Leichtsinn

Rutschpartie mit angehängten Treckerreifen

Das Auto mit den Treckerreifen im Schlepptau, nachdem die Polizei das Fahrzeug stoppte..

Das Auto mit den Treckerreifen im Schlepptau, nachdem die Polizei das Fahrzeug stoppte..

Foto: Polizei

Die Polizei stoppte in Weede einen Kleinwagen mit einem mehr als ungewöhnlichen Anhängsel. Jetzt drohen mehrere Strafverfahren.

Kreis Segeberg. Ein ungewöhnliches Gespann hat die Polizei in Weede entdeckt. Bei einer Streifenfahrt durch das Dorf fiel den Beamten ein Daihatsu auf, an dem mit Schwerlastspanngurten zwei Treckerreifen angehängt waren. Vermutlich war damit eine Rutschpartie auf winterlichen Straßen geplant. In dem Fahrzeug saßen der 20 Jahre alte Fahrer und zwei Mitfahrer. Bei der Kontrolle stellte sich heraus, dass der Daihatsu nicht zugelassen war und die angebrachten Kennzeichen nicht zum Fahrzeug gehörten.

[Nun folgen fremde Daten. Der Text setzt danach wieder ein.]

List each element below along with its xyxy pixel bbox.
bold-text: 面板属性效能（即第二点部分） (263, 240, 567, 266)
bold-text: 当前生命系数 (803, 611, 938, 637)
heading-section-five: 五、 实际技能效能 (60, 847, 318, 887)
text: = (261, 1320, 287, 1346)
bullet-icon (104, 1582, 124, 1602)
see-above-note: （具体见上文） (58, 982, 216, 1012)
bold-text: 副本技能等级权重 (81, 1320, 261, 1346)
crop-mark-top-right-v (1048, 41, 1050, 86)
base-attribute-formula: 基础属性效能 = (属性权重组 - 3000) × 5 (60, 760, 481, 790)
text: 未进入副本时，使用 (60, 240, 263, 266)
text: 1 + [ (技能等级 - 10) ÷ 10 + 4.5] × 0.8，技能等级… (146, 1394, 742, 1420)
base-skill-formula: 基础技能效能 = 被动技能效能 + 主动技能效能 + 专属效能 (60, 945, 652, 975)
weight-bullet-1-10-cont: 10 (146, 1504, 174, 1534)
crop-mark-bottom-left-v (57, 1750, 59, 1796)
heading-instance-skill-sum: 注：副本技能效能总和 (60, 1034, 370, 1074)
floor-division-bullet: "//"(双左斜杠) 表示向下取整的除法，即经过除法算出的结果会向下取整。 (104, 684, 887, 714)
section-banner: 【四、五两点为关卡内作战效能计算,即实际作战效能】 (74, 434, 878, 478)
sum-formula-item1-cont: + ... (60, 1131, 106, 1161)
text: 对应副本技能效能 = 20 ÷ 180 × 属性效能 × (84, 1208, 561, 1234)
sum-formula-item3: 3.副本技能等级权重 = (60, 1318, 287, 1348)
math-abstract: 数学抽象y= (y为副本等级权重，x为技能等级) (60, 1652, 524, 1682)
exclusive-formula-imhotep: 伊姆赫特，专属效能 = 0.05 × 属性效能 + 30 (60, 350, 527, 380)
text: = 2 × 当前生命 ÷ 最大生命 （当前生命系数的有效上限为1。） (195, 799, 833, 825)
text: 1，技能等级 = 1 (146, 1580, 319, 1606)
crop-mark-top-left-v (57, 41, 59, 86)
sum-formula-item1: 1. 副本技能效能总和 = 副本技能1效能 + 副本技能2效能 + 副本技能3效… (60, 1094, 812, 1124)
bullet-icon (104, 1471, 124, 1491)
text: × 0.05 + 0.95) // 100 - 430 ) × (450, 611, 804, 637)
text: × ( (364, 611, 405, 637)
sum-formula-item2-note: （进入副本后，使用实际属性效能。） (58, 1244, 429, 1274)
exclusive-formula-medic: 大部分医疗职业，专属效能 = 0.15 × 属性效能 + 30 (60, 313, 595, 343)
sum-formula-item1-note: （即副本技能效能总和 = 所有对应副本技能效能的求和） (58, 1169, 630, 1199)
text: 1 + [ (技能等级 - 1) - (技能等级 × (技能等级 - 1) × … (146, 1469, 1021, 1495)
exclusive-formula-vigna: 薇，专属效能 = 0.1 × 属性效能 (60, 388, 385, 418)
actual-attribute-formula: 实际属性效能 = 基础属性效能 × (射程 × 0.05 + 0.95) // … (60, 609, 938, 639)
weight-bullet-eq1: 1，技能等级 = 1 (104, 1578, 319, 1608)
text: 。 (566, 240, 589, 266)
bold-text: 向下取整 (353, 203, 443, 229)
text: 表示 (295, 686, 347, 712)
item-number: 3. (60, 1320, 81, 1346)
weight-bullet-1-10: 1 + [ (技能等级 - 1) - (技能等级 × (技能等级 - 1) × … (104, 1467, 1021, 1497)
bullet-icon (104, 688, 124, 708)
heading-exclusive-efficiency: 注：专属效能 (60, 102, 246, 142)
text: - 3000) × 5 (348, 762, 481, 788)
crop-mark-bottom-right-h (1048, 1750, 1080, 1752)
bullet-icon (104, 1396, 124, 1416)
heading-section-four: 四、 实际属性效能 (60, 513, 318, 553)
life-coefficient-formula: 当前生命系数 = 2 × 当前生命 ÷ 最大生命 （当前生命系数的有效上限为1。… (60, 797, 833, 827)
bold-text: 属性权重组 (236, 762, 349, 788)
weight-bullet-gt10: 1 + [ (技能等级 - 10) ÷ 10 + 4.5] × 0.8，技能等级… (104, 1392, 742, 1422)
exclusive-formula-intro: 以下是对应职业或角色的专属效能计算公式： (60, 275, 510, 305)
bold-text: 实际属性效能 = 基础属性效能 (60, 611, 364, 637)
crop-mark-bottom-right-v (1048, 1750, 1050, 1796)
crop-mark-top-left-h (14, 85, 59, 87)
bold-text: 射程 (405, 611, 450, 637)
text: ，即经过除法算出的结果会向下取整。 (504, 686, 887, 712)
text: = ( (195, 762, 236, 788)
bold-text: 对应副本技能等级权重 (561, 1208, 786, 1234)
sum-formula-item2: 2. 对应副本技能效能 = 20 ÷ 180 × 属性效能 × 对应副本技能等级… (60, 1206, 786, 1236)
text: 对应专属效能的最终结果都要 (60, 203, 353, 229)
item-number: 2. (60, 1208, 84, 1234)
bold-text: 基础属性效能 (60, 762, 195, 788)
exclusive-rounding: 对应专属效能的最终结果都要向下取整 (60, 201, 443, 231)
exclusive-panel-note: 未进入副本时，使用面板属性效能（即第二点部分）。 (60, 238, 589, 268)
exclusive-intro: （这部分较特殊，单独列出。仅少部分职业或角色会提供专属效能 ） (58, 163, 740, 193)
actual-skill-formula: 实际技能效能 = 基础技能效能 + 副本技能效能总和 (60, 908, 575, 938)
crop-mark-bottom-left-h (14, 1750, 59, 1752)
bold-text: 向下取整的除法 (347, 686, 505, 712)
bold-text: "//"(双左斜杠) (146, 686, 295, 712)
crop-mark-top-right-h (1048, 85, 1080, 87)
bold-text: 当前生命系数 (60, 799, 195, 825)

Die Beamten leiteten Strafverfahren wegen Kennzeichenmissbrauchs, Urkundenfälschung und Verstoßes gegen das Pflichtversicherungsgesetz ein. „Auch außerhalb des öffentlichen Straßenverkehrs rät die Polizei von der Nutzung derartiger Zugfahrzeug-Schlitten-Gespanne aufgrund der hohen Unfallgefahr ausdrücklich ab“, sagte Polizeisprecher Lars Brockmann. Der Schlitten oder der Reifen sei kaum zu kontrollieren.